O Movimento dos Utentes de Saúde considera que o Governo não está a zelar pelos interesses dos utentes, relativamente ao aumento do preço dos medicamentos vendidos fora das farmácias e ao fecho dos Serviços de Atendimento Permanente (SAP).

"Por muito que este Governo diga que zela pelos interesses dos utentes, o que se verifica é o contrário", disse à agência Lusa o presidente do Movimento dos Utentes de Saúde, Manuel Villas-Boas, em reacção às conclusões do 6º Relatório do Observatório Português dos Sistemas de Saúde (OPSS).

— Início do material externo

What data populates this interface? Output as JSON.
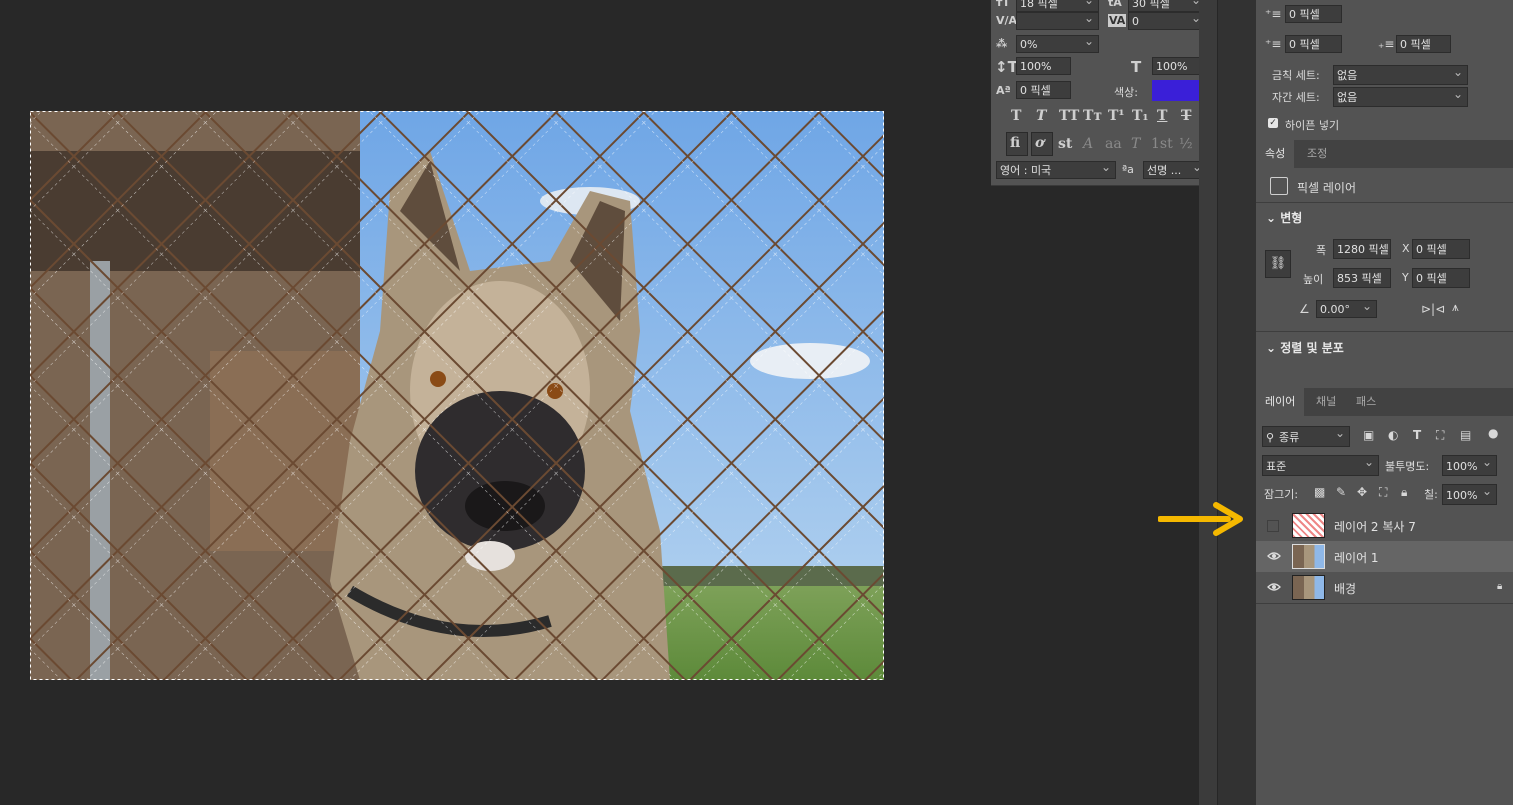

O relatório aponta para o aumento do preço dos medicamentos sem receita médica vendidos fora das farmácias, ao contrário do que o Governo pretendia, e critica ainda o fecho de SAP e de maternidades sem uma planificação clara.

De acordo com Manuel Villas-Boas, "cada vez mais o utente é prejudicado e cada vez é mais pagador, ao contrário do que se esperava". Para o presidente do Movimento, este Governo "tem preocupações mercantilistas no sector da saúde". "O ministro da Saúde devia meter os pés ao caminho e ver o que se passa" no sector, disse ainda Manuel Villas-Boas.

O presidente do Movimento dos Utentes de Saúde atribuiu as suas críticas a algumas medidas, nomeadamente o aumento do preço dos medicamentos vendidos fora das farmácias, encerramento de SAP e maternidades, bem como a subida anunciada das taxas moderadoras.

"Não existiria tanta afluência aos hospitais, se os centros de saúde funcionassem bem e se mantivessem os SAP", referiu Manuel Villas-Boas.